C++17 provides std::hardware_destructive_interference_size to specify the minimum offset between two objects to avoid false sharing.

How close is your data

In a single thread, if the data is spread out in memory, it’s likely it lies on separate cache lines. We call this issue data proximity. This can increases memory access latency and reduce performance comparing to data that’s located close together.

C++17 provides std::hardware_constructive_interference_size to specify the maximum size of contiguous memory to promote true sharing.

Designing data structures for multithreaded performance

Dividing array elements for complex operations

Carefully choose the data access pattern when distributing large block of data among threads. For example, when multiplying two large \(n\times n\) matrices \(\pmb C=\pmb A\pmb B\), one may choose to compute \(m\) rows in each thread. Because \(C_{ij}=\sum_kA_{ik}B_{kj}\), this amounts to \(m \times n\) reads from \(\pmb A\) and \(n\times n\) reads from \(\pmb B\), resulting in total \((m+n)\times n\) reads. When \(n\gg m\) the costs are dominated by reads from \(\pmb B\). One better solution is to compute \(m \times m\) sub-matrix in \(\pmb C\) in each thread. This reduces total reads to \(2m \times n\), significantly reducing the number of reads for \(n\gg m\). Furthermore, it can also reduces the potential contention if there is any.

Data access patterns in other data structures

To test if false sharing occurs when access an array of data, one may add some padding to the data structure:

struct MyData {
	data_item1 d1;
	data_item2 d2;
	char padding[std::hardware_destructive_interference_size]; 
}; 
MyData some_array[256];

If this improves the performance, you know false sharing was a problem, and you can either leave the padding in or work to eliminate the false sharing in another way by rearranging data accesses.

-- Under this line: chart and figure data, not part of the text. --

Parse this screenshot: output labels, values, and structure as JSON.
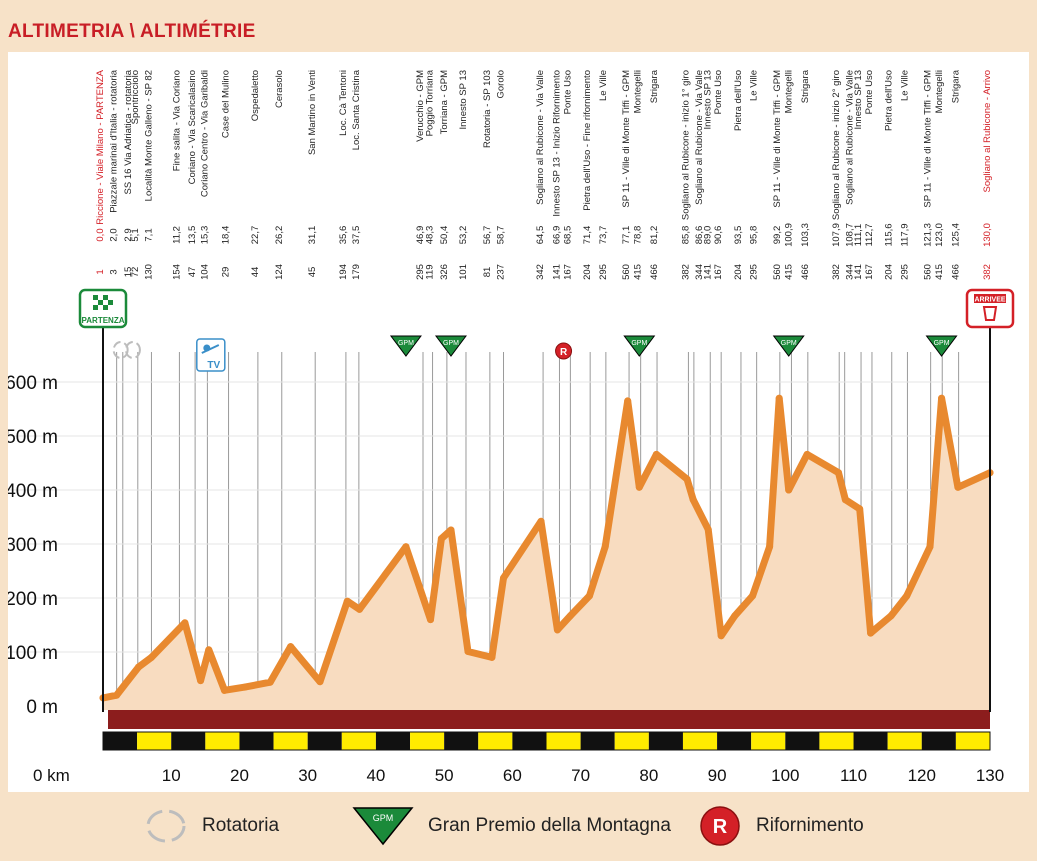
{
  "title": "ALTIMETRIA \\ ALTIMÉTRIE",
  "chart_data": {
    "type": "area",
    "xlabel": "",
    "ylabel": "",
    "x_unit": "km",
    "y_unit": "m",
    "xlim": [
      0,
      130
    ],
    "ylim": [
      0,
      650
    ],
    "x_ticks": [
      0,
      10,
      20,
      30,
      40,
      50,
      60,
      70,
      80,
      90,
      100,
      110,
      120,
      130
    ],
    "x_tick_labels": [
      "0 km",
      "10",
      "20",
      "30",
      "40",
      "50",
      "60",
      "70",
      "80",
      "90",
      "100",
      "110",
      "120",
      "130"
    ],
    "y_ticks": [
      0,
      100,
      200,
      300,
      400,
      500,
      600
    ],
    "y_tick_labels": [
      "0 m",
      "100 m",
      "200 m",
      "300 m",
      "400 m",
      "500 m",
      "600 m"
    ],
    "profile": {
      "x": [
        0,
        2,
        5.2,
        7.1,
        12,
        14.3,
        15.5,
        17.8,
        20.8,
        24.5,
        27.5,
        31.8,
        35.8,
        37.6,
        44.4,
        48,
        49.6,
        51,
        53.5,
        57,
        58.7,
        64.2,
        66.6,
        68.5,
        71.3,
        73.6,
        76.9,
        78.6,
        81.1,
        85.6,
        86.5,
        88.7,
        90.6,
        92.6,
        95.2,
        97.7,
        99.1,
        100.5,
        103.2,
        107.8,
        108.8,
        110.9,
        112.5,
        115.5,
        117.8,
        121.2,
        122.9,
        125.3,
        130
      ],
      "y": [
        15,
        20,
        72,
        90,
        154,
        47,
        104,
        29,
        35,
        44,
        110,
        45,
        194,
        179,
        295,
        160,
        310,
        326,
        101,
        90,
        237,
        342,
        141,
        167,
        204,
        295,
        565,
        405,
        466,
        420,
        382,
        327,
        130,
        167,
        204,
        295,
        570,
        400,
        466,
        432,
        382,
        365,
        135,
        167,
        204,
        295,
        570,
        405,
        432
      ]
    },
    "waypoints": [
      {
        "name": "Riccione - Viale Milano - PARTENZA",
        "km": "0,0",
        "alt": "1",
        "red": true
      },
      {
        "name": "Piazzale marinai d'Italia - rotatoria",
        "km": "2,0",
        "alt": "3"
      },
      {
        "name": "SS 16 Via Adriatica - rotatoria",
        "km": "2,9",
        "alt": "15"
      },
      {
        "name": "Spontricciolo",
        "km": "5,1",
        "alt": "72"
      },
      {
        "name": "Località Monte Galleno - SP 82",
        "km": "7,1",
        "alt": "130"
      },
      {
        "name": "Fine salita - Via Coriano",
        "km": "11,2",
        "alt": "154"
      },
      {
        "name": "Coriano - Via Scaricalasino",
        "km": "13,5",
        "alt": "47"
      },
      {
        "name": "Coriano Centro - Via Garibaldi",
        "km": "15,3",
        "alt": "104"
      },
      {
        "name": "Case del Mulino",
        "km": "18,4",
        "alt": "29"
      },
      {
        "name": "Ospedaletto",
        "km": "22,7",
        "alt": "44"
      },
      {
        "name": "Cerasolo",
        "km": "26,2",
        "alt": "124"
      },
      {
        "name": "San Martino in Venti",
        "km": "31,1",
        "alt": "45"
      },
      {
        "name": "Loc. Cà Tentoni",
        "km": "35,6",
        "alt": "194"
      },
      {
        "name": "Loc. Santa Cristina",
        "km": "37,5",
        "alt": "179"
      },
      {
        "name": "Verucchio - GPM",
        "km": "46,9",
        "alt": "295"
      },
      {
        "name": "Poggio Torriana",
        "km": "48,3",
        "alt": "119"
      },
      {
        "name": "Torriana - GPM",
        "km": "50,4",
        "alt": "326"
      },
      {
        "name": "Innesto SP 13",
        "km": "53,2",
        "alt": "101"
      },
      {
        "name": "Rotatoria - SP 103",
        "km": "56,7",
        "alt": "81"
      },
      {
        "name": "Gorolo",
        "km": "58,7",
        "alt": "237"
      },
      {
        "name": "Sogliano al Rubicone - Via Valle",
        "km": "64,5",
        "alt": "342"
      },
      {
        "name": "Innesto SP 13 - Inizio Rifornimento",
        "km": "66,9",
        "alt": "141"
      },
      {
        "name": "Ponte Uso",
        "km": "68,5",
        "alt": "167"
      },
      {
        "name": "Pietra dell'Uso - Fine rifornimento",
        "km": "71,4",
        "alt": "204"
      },
      {
        "name": "Le Ville",
        "km": "73,7",
        "alt": "295"
      },
      {
        "name": "SP 11 - Ville di Monte Tiffi - GPM",
        "km": "77,1",
        "alt": "560"
      },
      {
        "name": "Montegelli",
        "km": "78,8",
        "alt": "415"
      },
      {
        "name": "Strigara",
        "km": "81,2",
        "alt": "466"
      },
      {
        "name": "Sogliano al Rubicone - inizio 1° giro",
        "km": "85,8",
        "alt": "382"
      },
      {
        "name": "Sogliano al Rubicone - Via Valle",
        "km": "86,6",
        "alt": "344"
      },
      {
        "name": "Innesto SP 13",
        "km": "89,0",
        "alt": "141"
      },
      {
        "name": "Ponte Uso",
        "km": "90,6",
        "alt": "167"
      },
      {
        "name": "Pietra dell'Uso",
        "km": "93,5",
        "alt": "204"
      },
      {
        "name": "Le Ville",
        "km": "95,8",
        "alt": "295"
      },
      {
        "name": "SP 11 - Ville di Monte Tiffi - GPM",
        "km": "99,2",
        "alt": "560"
      },
      {
        "name": "Montegelli",
        "km": "100,9",
        "alt": "415"
      },
      {
        "name": "Strigara",
        "km": "103,3",
        "alt": "466"
      },
      {
        "name": "Sogliano al Rubicone - inizio 2° giro",
        "km": "107,9",
        "alt": "382"
      },
      {
        "name": "Sogliano al Rubicone - Via Valle",
        "km": "108,7",
        "alt": "344"
      },
      {
        "name": "Innesto SP 13",
        "km": "111,1",
        "alt": "141"
      },
      {
        "name": "Ponte Uso",
        "km": "112,7",
        "alt": "167"
      },
      {
        "name": "Pietra dell'Uso",
        "km": "115,6",
        "alt": "204"
      },
      {
        "name": "Le Ville",
        "km": "117,9",
        "alt": "295"
      },
      {
        "name": "SP 11 - Ville di Monte Tiffi - GPM",
        "km": "121,3",
        "alt": "560"
      },
      {
        "name": "Montegelli",
        "km": "123,0",
        "alt": "415"
      },
      {
        "name": "Strigara",
        "km": "125,4",
        "alt": "466"
      },
      {
        "name": "Sogliano al Rubicone - Arrivo",
        "km": "130,0",
        "alt": "382",
        "red": true
      }
    ],
    "start_label": "PARTENZA",
    "finish_label": "ARRIVEE",
    "gpm_label": "GPM",
    "tv_label": "TV",
    "refuel_label": "R",
    "gpm_km": [
      44.4,
      51,
      78.6,
      100.5,
      122.9
    ],
    "refuel_km": [
      67.5
    ],
    "roundabout_km": [
      2,
      3.8
    ],
    "tv_km": [
      15.8
    ],
    "colors": {
      "profile_line": "#e8892f",
      "profile_fill": "#f8dcc0",
      "road_band": "#8c1d1d",
      "km_band_dark": "#111111",
      "km_band_light": "#ffec00",
      "gpm_green": "#1b8a3a",
      "red": "#d42027",
      "waypoint_line": "#9a9a9a",
      "axis_text": "#111111"
    }
  },
  "legend": [
    {
      "icon": "roundabout-icon",
      "label": "Rotatoria"
    },
    {
      "icon": "gpm-icon",
      "label": "Gran Premio della Montagna"
    },
    {
      "icon": "refuel-icon",
      "label": "Rifornimento"
    }
  ]
}
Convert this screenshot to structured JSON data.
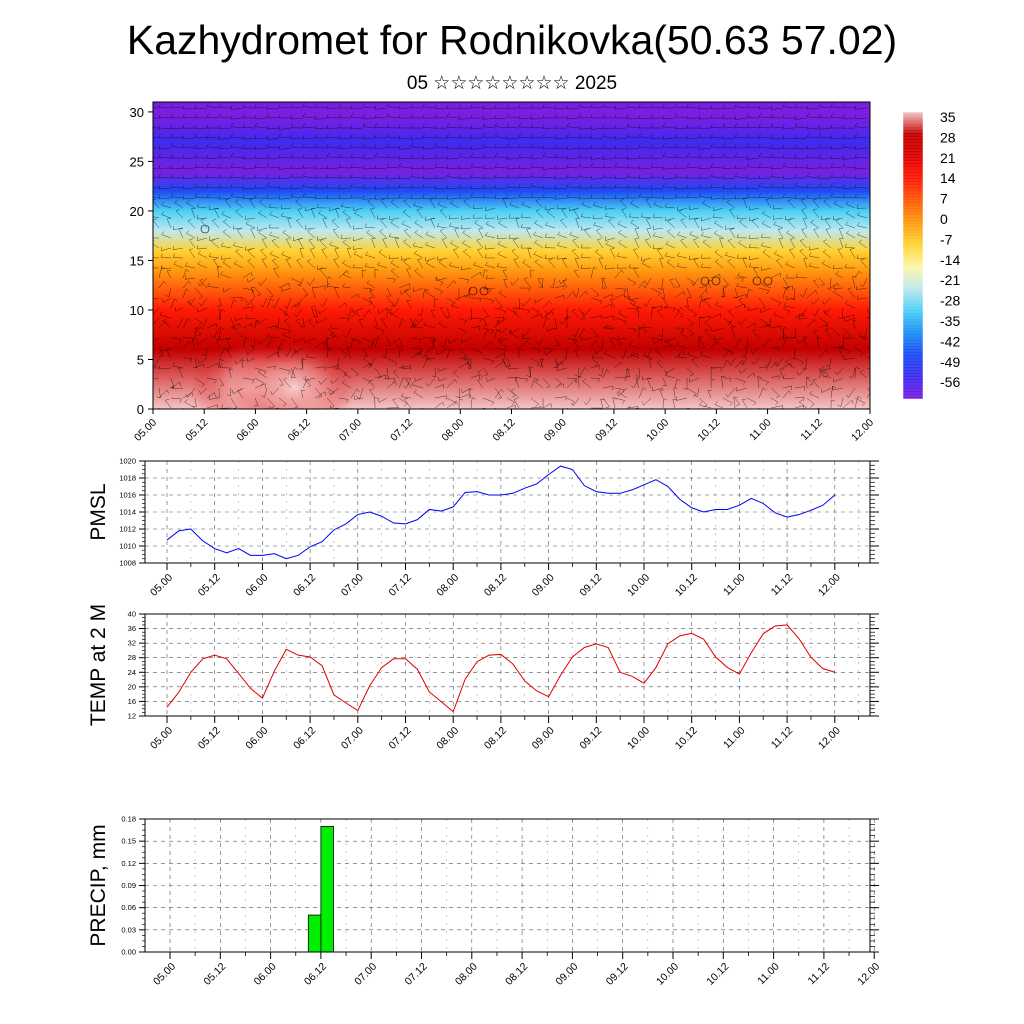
{
  "title": "Kazhydromet for Rodnikovka(50.63 57.02)",
  "subtitle": "05 ☆☆☆☆☆☆☆☆ 2025",
  "time_ticks": [
    "05.00",
    "05.12",
    "06.00",
    "06.12",
    "07.00",
    "07.12",
    "08.00",
    "08.12",
    "09.00",
    "09.12",
    "10.00",
    "10.12",
    "11.00",
    "11.12",
    "12.00"
  ],
  "chart_data": [
    {
      "type": "heatmap",
      "name": "temperature-wind cross-section",
      "y_ticks": [
        "0",
        "5",
        "10",
        "15",
        "20",
        "25",
        "30"
      ],
      "ylim": [
        0,
        31
      ],
      "colorbar": {
        "labels": [
          "35",
          "28",
          "21",
          "14",
          "7",
          "0",
          "-7",
          "-14",
          "-21",
          "-28",
          "-35",
          "-42",
          "-49",
          "-56"
        ],
        "range": [
          -63,
          38
        ],
        "colors": [
          "#7a1fe0",
          "#3d2cf0",
          "#1c4cf5",
          "#1f8ff5",
          "#4bd0f5",
          "#bfe8ef",
          "#fff6a8",
          "#ffd335",
          "#ff9a10",
          "#ff5a08",
          "#ff1a05",
          "#dc0000",
          "#c30000",
          "#f5c6c6"
        ]
      },
      "profile": [
        {
          "h": 0,
          "t": 33
        },
        {
          "h": 6,
          "t": 24
        },
        {
          "h": 10,
          "t": 14
        },
        {
          "h": 14,
          "t": 1
        },
        {
          "h": 16,
          "t": -8
        },
        {
          "h": 18,
          "t": -22
        },
        {
          "h": 20,
          "t": -30
        },
        {
          "h": 22,
          "t": -44
        },
        {
          "h": 24,
          "t": -56
        },
        {
          "h": 27,
          "t": -54
        },
        {
          "h": 29.5,
          "t": -60
        },
        {
          "h": 31,
          "t": -62
        }
      ],
      "hot_spots": [
        {
          "time": 6.95,
          "h": 2.2,
          "t": 37
        },
        {
          "time": 7.75,
          "h": 2.2,
          "t": 38
        }
      ]
    },
    {
      "type": "line",
      "ylabel": "PMSL",
      "ylim": [
        1008,
        1020
      ],
      "y_ticks": [
        "1008",
        "1010",
        "1012",
        "1014",
        "1016",
        "1018",
        "1020"
      ],
      "color": "#0000ee",
      "x_hours": [
        0,
        3,
        6,
        9,
        12,
        15,
        18,
        21,
        24,
        27,
        30,
        33,
        36,
        39,
        42,
        45,
        48,
        51,
        54,
        57,
        60,
        63,
        66,
        69,
        72,
        75,
        78,
        81,
        84,
        87,
        90,
        93,
        96,
        99,
        102,
        105,
        108,
        111,
        114,
        117,
        120,
        123,
        126,
        129,
        132,
        135,
        138,
        141,
        144,
        147,
        150,
        153,
        156,
        159,
        162,
        165,
        168
      ],
      "values": [
        1010.7,
        1011.8,
        1012.0,
        1010.6,
        1009.7,
        1009.2,
        1009.7,
        1008.9,
        1008.9,
        1009.1,
        1008.5,
        1008.9,
        1009.9,
        1010.5,
        1011.9,
        1012.6,
        1013.7,
        1014.0,
        1013.5,
        1012.7,
        1012.6,
        1013.1,
        1014.3,
        1014.1,
        1014.6,
        1016.3,
        1016.4,
        1016.0,
        1016.0,
        1016.2,
        1016.8,
        1017.3,
        1018.4,
        1019.4,
        1019.0,
        1017.1,
        1016.4,
        1016.2,
        1016.2,
        1016.6,
        1017.2,
        1017.8,
        1017.0,
        1015.5,
        1014.5,
        1014.0,
        1014.3,
        1014.3,
        1014.8,
        1015.6,
        1015.0,
        1013.9,
        1013.4,
        1013.7,
        1014.2,
        1014.8,
        1016.0
      ]
    },
    {
      "type": "line",
      "ylabel": "TEMP at 2 M",
      "ylim": [
        12,
        40
      ],
      "y_ticks": [
        "12",
        "16",
        "20",
        "24",
        "28",
        "32",
        "36",
        "40"
      ],
      "color": "#dd0000",
      "x_hours": [
        0,
        3,
        6,
        9,
        12,
        15,
        18,
        21,
        24,
        27,
        30,
        33,
        36,
        39,
        42,
        45,
        48,
        51,
        54,
        57,
        60,
        63,
        66,
        69,
        72,
        75,
        78,
        81,
        84,
        87,
        90,
        93,
        96,
        99,
        102,
        105,
        108,
        111,
        114,
        117,
        120,
        123,
        126,
        129,
        132,
        135,
        138,
        141,
        144,
        147,
        150,
        153,
        156,
        159,
        162,
        165,
        168
      ],
      "values": [
        14.4,
        18.6,
        24.0,
        27.7,
        28.7,
        27.7,
        23.7,
        19.6,
        16.9,
        24.3,
        30.3,
        28.7,
        28.2,
        25.8,
        17.8,
        15.6,
        13.5,
        20.3,
        25.3,
        27.7,
        27.7,
        24.8,
        18.6,
        15.9,
        13.2,
        22.1,
        26.9,
        28.7,
        28.9,
        26.3,
        21.6,
        18.9,
        17.3,
        23.2,
        28.2,
        30.8,
        31.8,
        30.8,
        24.0,
        22.9,
        21.0,
        25.3,
        31.8,
        34.0,
        34.7,
        33.1,
        28.2,
        25.3,
        23.5,
        29.4,
        34.6,
        36.7,
        37.0,
        33.2,
        28.1,
        25.0,
        24.0
      ]
    },
    {
      "type": "bar",
      "ylabel": "PRECIP, mm",
      "ylim": [
        0,
        0.18
      ],
      "y_ticks": [
        "0.00",
        "0.03",
        "0.06",
        "0.09",
        "0.12",
        "0.15",
        "0.18"
      ],
      "color": "#00ee00",
      "bars": [
        {
          "start_hour": 33,
          "end_hour": 36,
          "value": 0.05
        },
        {
          "start_hour": 36,
          "end_hour": 39,
          "value": 0.17
        }
      ]
    }
  ]
}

Additional considerations when designing for concurrency

Exception safety in parallel algorithms

Exceptions thrown in spawned threads but not handled cause the library to call std::terminate() to abort the application. Therefore, one should store the exception in std::future to allow the thread send the exception back to the main thread; the exception will be re-thrown when we call .get() on that std::future. This may be done implicitly, e.g., when an exception is thrown when calling a std::packaged_task object or std::async, the exception will automatically be stored in the corresponding std::future.

Scalability and Amdahl’s law

The Amdahl’s law is defined as

\[\begin{align} P={1\over f_s+{1-f_s\over N}} \end{align}\]

where \(P\) is the performance gain from using \(N\) processors, \(f_s\) is the fraction of the program that has to be executed serially.

Scalability is about reducing the time it takes to perform an action or increasing the amount of data that can be processed in a given time as more processors are added.

Hiding latency with multiple threads

A thread may be blocked because, for example, it’s waiting for other thread to complete some task or some I/O to complete. To make use of the processor when the thread is block we may

  1. schedule more thread so that the processor can run other thread first
  2. make the thread do something else first and retrieve the result later.

Improving responsiveness with concurrency

Most modern graphical user interface frameworks are event-driver; the user performs actions on the user interface by pressing keys or moving the mouse, which generate a series of events or messages that the application then handles. To increase responsiveness, we usually handle the lengthy task on a new thread and leave a dedicated GUI thread to process the events. The following code shows a simple example, which only handles a single task

std::thread task_thread;
std::atomic<bool> task_cancelled(false);
void gui_thread() {
  while (true) {
    auto event = get_event();
    if (event.type == quit)
      	break;
   	process(event);
  }
}
void process(const EventType& event) {
  switch(event.type) {
  case start_task:
    task_cancelled = false;
    task_thread = std::thread(task);
    break;
  case stop_task:
    task_cancelled = true;
    task_thread.join();
    break;
  case task_complete:
    task_thread.join();
    display_results();
    break;
  default:
    //...  
  }
}

References

Williams, Anthony. 2019. C++ Concurrency in Action, 2nd Edition.